The Detroit Lions won 15 games and earned the No. 1 playoff seed for the first time in franchise history last season, but of course it ended in disappointing fashion with a Divisional Round loss to the Washington Commanders. They wouldn't be the first team to suffer a playoff disappointment as a proverbial favorite to go much further, and Peyton Manning in particular can relate.
Manning said he reached out to Campbell via text after the Lions lost to the Commanders.
"I said, ‘I know how you feel, I’ve been there, and it’s not a good feeling,’” Manning said on Monday night, via Joel A. Erickson of the Indianapolis Star. “’Understand that, but we did win the whole thing the next year.’ You just kind of keep sawing wood.”
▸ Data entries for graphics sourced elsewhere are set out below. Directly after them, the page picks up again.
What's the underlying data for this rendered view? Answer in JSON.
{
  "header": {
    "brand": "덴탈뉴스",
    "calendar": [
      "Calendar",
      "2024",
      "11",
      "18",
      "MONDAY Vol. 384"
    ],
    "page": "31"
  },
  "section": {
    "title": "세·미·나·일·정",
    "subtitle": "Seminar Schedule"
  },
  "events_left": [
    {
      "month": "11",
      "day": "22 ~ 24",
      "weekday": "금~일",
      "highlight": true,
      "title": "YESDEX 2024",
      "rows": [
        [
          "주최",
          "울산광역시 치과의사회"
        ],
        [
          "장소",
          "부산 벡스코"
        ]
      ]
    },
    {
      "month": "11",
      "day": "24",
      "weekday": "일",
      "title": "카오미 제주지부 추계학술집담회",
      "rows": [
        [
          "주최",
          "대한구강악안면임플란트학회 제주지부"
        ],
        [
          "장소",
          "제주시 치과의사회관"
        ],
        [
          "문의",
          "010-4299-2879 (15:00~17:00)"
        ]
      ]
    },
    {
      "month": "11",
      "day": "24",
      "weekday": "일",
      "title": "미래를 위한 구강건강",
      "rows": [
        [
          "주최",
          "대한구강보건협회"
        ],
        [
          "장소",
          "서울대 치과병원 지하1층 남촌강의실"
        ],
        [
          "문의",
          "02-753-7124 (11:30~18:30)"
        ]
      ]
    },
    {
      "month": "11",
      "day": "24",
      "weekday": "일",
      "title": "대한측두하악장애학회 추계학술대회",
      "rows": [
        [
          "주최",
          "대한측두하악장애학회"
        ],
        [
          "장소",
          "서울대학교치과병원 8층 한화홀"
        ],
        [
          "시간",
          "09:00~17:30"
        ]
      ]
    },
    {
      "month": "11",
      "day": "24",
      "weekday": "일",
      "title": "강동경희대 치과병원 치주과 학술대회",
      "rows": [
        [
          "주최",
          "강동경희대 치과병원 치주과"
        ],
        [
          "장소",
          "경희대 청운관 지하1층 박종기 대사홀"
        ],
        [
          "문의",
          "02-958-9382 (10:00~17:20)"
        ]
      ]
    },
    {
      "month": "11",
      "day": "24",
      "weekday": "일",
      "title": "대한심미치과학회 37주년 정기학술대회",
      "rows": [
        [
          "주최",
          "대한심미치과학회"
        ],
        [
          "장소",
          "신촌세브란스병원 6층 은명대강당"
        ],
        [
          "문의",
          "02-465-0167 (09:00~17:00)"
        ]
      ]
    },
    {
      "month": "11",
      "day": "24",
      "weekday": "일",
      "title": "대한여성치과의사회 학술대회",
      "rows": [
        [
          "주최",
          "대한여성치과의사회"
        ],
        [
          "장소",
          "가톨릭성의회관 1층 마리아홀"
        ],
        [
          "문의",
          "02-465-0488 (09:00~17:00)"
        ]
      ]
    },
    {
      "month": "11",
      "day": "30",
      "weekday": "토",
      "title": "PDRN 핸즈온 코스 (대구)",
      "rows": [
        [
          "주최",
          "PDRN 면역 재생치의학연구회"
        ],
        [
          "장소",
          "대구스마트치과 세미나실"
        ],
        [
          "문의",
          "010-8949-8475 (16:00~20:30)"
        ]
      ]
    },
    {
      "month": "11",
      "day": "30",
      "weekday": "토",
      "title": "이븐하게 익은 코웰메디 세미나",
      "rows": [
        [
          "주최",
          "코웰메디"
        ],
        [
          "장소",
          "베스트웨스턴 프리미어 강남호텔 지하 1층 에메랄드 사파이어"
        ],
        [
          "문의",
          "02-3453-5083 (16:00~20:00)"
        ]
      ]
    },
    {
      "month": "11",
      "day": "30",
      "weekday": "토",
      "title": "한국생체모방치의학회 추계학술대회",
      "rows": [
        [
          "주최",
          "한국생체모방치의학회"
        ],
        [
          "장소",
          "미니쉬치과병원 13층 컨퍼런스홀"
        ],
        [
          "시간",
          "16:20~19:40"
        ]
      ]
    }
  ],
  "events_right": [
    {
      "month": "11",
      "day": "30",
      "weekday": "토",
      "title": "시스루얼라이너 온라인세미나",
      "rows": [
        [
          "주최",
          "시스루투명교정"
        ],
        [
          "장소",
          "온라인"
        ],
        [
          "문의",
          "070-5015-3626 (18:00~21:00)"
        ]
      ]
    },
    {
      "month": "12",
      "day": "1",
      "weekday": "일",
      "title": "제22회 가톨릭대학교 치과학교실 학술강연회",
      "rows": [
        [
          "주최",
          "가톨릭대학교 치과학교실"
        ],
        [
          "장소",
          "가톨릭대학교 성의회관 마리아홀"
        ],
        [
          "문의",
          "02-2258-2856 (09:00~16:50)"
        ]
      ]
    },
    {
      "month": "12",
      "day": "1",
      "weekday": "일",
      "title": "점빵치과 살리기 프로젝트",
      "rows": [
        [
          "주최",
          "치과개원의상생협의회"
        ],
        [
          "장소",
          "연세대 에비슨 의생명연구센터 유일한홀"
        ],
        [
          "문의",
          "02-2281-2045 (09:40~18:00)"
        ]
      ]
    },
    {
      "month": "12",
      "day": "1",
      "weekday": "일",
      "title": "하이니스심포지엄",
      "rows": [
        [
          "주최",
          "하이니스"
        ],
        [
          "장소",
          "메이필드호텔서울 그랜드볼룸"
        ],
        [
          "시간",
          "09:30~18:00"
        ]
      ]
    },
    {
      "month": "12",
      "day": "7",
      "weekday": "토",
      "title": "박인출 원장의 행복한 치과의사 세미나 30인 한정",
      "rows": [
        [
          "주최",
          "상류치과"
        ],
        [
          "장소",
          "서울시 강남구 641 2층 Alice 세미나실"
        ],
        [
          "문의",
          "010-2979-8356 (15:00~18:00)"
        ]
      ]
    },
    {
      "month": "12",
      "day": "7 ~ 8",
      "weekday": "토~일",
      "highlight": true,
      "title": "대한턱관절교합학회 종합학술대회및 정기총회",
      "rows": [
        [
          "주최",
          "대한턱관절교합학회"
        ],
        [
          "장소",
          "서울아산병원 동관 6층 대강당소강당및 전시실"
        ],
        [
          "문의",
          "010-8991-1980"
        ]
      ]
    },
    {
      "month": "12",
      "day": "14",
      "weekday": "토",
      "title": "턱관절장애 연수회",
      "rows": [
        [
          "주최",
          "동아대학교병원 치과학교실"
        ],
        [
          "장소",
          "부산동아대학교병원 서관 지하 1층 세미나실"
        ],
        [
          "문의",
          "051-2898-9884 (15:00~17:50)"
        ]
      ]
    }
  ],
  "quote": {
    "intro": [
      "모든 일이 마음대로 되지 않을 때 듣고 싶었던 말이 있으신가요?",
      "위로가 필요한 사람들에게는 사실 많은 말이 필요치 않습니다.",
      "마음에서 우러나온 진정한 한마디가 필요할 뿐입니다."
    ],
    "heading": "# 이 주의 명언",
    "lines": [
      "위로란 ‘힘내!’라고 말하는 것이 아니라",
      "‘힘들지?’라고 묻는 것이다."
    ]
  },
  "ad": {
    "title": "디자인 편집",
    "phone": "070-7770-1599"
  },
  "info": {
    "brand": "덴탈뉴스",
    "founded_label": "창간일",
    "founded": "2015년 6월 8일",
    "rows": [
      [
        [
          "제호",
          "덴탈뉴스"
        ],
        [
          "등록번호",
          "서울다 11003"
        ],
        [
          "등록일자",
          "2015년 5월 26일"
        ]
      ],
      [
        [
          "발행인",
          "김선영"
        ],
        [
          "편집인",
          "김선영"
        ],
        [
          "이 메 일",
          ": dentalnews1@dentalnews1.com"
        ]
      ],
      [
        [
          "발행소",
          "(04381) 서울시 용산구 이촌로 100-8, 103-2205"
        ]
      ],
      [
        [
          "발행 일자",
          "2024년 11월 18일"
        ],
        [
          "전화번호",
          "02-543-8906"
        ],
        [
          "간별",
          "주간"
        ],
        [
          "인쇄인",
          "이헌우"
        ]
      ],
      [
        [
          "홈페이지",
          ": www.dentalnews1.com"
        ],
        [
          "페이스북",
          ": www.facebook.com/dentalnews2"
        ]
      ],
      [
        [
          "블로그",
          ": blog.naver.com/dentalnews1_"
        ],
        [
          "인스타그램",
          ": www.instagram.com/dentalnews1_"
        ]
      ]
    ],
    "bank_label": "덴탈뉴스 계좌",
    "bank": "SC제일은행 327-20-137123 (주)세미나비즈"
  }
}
The 2005 Indianapolis Colts, led by Manning of course, started 13-0 on their way the No. 1 seed in the AFC. The No. 6 seed Pittsburgh Steelers came to town and pulled off the upset, in the worst of the Colts' disappointing playoff exits during that stretch of years.
Manning recognized how that kind of playoff loss, and one like the Lions' suffered, might cause an organization to alter what its doing going forward.
"That was the kind of loss that could probably make an organization say, ‘Let’s change everything. … Let’s kind of blow the whole thing up and start over,’” Manning said. “Or your organization and owner can say, ‘Hey, we’re doing something right, let’s keep going.’”
Peyton Manning's message is sure to resonate with the Lions
Using how the Colts rebounded in 2006 to win the Super Bowl, Manning had a message that feels like it will resonate well with the Lions.
"We’d been knocking on the door, and we were coming close,” he said. “We were obviously doing something right. Just needed to do a little bit more, and ‘Finish’ kind of became the theme of that season.”
Steady leadership, like the Colts had during the peak of the Manning era and the Lions have now, prevents the push for drastic changes after disappointing playoff losses. Now the Lions just have to "finish" like the Colts did.